I agree with all of the criticisms of Siri in this post by Bryan Irace, but not in the proposed solution--that Siri should live more in the cloud, along the lines of Alexa and Google Assistant, instead of on-device. If we're going to be surrounded by tiny supercomputers all the time, we should use them as such and in a way that is inherently more protective of privacy, rather than as dumb terminals for cloud services.
First, of course, much of Siri already is in the cloud. However, and this is what's different about Siri vs. other voice assistants, generally personal data about you is stored just locally, on device. When personal information has to be transmitted to the cloud (for example, your current location, for weather or traffic results), it's done in a way that's not tied to a specific user. I'm sure I'm mangling some of this; Apple explains the setup here.

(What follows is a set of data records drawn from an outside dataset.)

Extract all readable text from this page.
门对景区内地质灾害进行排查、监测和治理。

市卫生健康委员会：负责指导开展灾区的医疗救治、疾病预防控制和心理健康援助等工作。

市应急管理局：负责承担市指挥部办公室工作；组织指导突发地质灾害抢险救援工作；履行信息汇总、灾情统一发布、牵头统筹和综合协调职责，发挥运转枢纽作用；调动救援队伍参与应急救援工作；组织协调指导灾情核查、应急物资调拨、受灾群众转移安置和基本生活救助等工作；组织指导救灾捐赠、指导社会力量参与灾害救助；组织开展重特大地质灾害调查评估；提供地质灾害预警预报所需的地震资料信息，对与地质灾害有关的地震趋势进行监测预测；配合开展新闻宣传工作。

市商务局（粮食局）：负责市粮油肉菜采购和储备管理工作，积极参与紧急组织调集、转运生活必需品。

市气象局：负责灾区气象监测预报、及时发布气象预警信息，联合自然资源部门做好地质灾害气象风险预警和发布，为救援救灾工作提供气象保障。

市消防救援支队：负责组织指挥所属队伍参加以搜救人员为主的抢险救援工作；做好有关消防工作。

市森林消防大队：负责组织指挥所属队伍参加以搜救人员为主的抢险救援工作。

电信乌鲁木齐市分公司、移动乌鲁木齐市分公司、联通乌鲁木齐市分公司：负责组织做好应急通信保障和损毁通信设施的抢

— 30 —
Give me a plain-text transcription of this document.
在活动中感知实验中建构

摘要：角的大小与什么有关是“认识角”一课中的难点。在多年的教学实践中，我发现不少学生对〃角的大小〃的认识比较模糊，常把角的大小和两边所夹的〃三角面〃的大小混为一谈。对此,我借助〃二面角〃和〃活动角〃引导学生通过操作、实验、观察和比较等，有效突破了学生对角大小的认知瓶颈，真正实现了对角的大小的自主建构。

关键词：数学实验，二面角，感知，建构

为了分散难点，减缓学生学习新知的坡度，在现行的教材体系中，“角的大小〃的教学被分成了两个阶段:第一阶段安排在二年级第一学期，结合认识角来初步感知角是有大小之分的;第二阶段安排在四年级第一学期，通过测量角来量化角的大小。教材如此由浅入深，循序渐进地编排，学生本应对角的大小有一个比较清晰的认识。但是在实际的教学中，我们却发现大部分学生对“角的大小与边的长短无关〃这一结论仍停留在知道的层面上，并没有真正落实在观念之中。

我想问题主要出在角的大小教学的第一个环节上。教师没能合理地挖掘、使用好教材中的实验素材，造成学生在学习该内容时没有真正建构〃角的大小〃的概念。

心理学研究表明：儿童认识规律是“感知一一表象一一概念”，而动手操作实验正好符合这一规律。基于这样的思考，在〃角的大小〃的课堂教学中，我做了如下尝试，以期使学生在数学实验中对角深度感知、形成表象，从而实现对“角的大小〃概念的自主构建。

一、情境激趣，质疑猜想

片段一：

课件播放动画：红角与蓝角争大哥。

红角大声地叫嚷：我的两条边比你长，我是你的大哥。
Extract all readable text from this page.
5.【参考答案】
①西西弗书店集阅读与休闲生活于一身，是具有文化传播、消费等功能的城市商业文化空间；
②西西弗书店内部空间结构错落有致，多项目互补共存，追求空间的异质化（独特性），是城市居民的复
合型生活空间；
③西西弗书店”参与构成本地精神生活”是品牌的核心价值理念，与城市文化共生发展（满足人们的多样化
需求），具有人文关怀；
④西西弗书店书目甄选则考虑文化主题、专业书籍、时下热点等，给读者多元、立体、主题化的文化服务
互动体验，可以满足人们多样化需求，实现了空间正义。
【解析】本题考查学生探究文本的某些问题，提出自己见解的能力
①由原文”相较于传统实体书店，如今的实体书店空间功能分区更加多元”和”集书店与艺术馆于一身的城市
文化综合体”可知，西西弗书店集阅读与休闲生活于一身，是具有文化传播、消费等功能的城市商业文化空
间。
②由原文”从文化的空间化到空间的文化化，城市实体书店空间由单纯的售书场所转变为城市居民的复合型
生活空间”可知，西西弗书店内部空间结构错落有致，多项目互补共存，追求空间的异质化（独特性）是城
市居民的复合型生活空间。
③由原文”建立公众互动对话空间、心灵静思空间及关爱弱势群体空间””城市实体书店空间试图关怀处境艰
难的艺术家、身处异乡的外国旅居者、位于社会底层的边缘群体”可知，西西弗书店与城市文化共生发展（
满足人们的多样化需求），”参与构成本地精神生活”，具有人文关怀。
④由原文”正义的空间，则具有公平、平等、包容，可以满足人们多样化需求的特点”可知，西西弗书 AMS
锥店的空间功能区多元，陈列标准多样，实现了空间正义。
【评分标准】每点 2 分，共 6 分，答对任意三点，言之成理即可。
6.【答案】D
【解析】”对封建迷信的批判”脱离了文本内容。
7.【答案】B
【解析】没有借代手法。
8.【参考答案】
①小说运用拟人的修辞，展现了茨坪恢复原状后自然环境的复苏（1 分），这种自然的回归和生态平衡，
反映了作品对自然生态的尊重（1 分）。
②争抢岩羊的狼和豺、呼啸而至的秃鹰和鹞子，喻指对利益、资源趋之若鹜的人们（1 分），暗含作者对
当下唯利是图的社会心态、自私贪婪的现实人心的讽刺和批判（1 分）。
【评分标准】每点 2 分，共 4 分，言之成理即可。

Calendars are a pretty clear way to see the difference. When you ask Google Assistant or Alexa what your calendar events are, it checks your cloud-connected calendar account, and then tells you. The response is formulated in the cloud and just read back to you on the phone or speaker or Alexa toaster. Siri does have to send your voice to the cloud for it to figure out what you want--personal devices aren't quite beefy enough yet--but then the cloud just sends back a command to the phone "Tell the user about upcoming calendar events" or whatever. What those events actually are depends on what's on your device. If you have different calendars set up on an iPhone vs. an iPad, you get different results. And if you have a device without a calendar, like an Apple TV, Siri just can't answer from that device. The drawbacks here are fragmentation, and devices without the ability to answer some kinds of questions; the benefits are customization and privacy. You can use Siri to ask about your calendar events even for a calendar on your phone that is not synced to the cloud at all, for instance, and it works the same whether you use iCloud calendars, Outlook, Google Calendars, or any CalDAV calendar service at all. A cloud-based system is more limited: Google Assistant only works with Google Calendars, and Alexa only works with iCloud and Google Calendars.
The drawback of Apple's approach that most troubles some critics including Bryan is extensibility. Siri can only be extended through local apps, as opposed to through cloud-based skills. This leads to another form of fragmentation as different devices might have different apps installed, and some devices (HomePod, Apple Watch, Apple TV) do not even support extending Siri through SiriKit apps at all.
That said, I still think it would be a mistake for Apple to move to a pure cloud-based approach. It would be simpler in the short-term, but the advantages of fast, local, native software would allow Apple to distinguish itself long-term. It allows developers to use existing methods of proving paid and subscription apps, and ensures that Siri is an alternate way of using a device, rather than a "platform" in and of itself--which some people want, but which I think adds too much complexity.
An example of the flaws with the "independent platform" approach can be seen with Alexa on Fire tablets, with is only loosely integrated with the device itself. Setting an alarm in Alexa does not have anything to do with any app on the device, for instance. You set an alarm with Alexa, and the only way to see or interact with it is through Alexa, as opposed to just opening the clock app, looking at a lockscreen notification, etc. By contrast asking Siri to create an alarm on your phone, has Siri create an alarm on your phone that is the same alarm you'd have created by poking and tapping around. This seems like a more solid approach. Long-term, also, local apps will allow Apple to have more and more Siri functionality (voice recognition, parsing etc) handled entirely on-device.
Rather that shifting more to the cloud, Apple should enable a user's various devices to synchronize with each other, either peer-to-peer or end-to-end encrypted through a dumb, storage-only cloud, whose contents Apple could not view even if it wanted to. This would allow a user to use Siri the same way on any device--for example to view and create calendar events on an Apple TV, even though the Apple TV would have no calendar app. (A user would still be able to turn off this synchronization for particular devices.) This approach would have several other benefits as well--for instance, a user would be able to keep a local, non-cloud calendar, but still have it synchronized to other devices. There was a bit of a stink when the inexorable move to the cloud took away people's ability to just sync a PC or Mac calendar to a phone without a cloud intermediary, you may recall.
As for apps, they'd sync, too, with irrelevant assets not installed on devices that don't need them. For instance a SiriKit app would be installed directly on a HomePod, but without any of the pretty pictures.
Apple, of course, doesn't have the best track record here. The aspects of many of its services that work the best, like CloudKit, are just regular cloud services like any other, and when some processing is done entirely on-device (e.g. face recognition in Photos) device-to-device synchronization is somewhat limited.
All that said, while I'm obviously not the right person to work through all the details here, it would be nice if Apple found ways to improve the functionality of Siri without turning into just another cloud-based service. The end goal should be more and more functionality being local and free of the cloud, not less.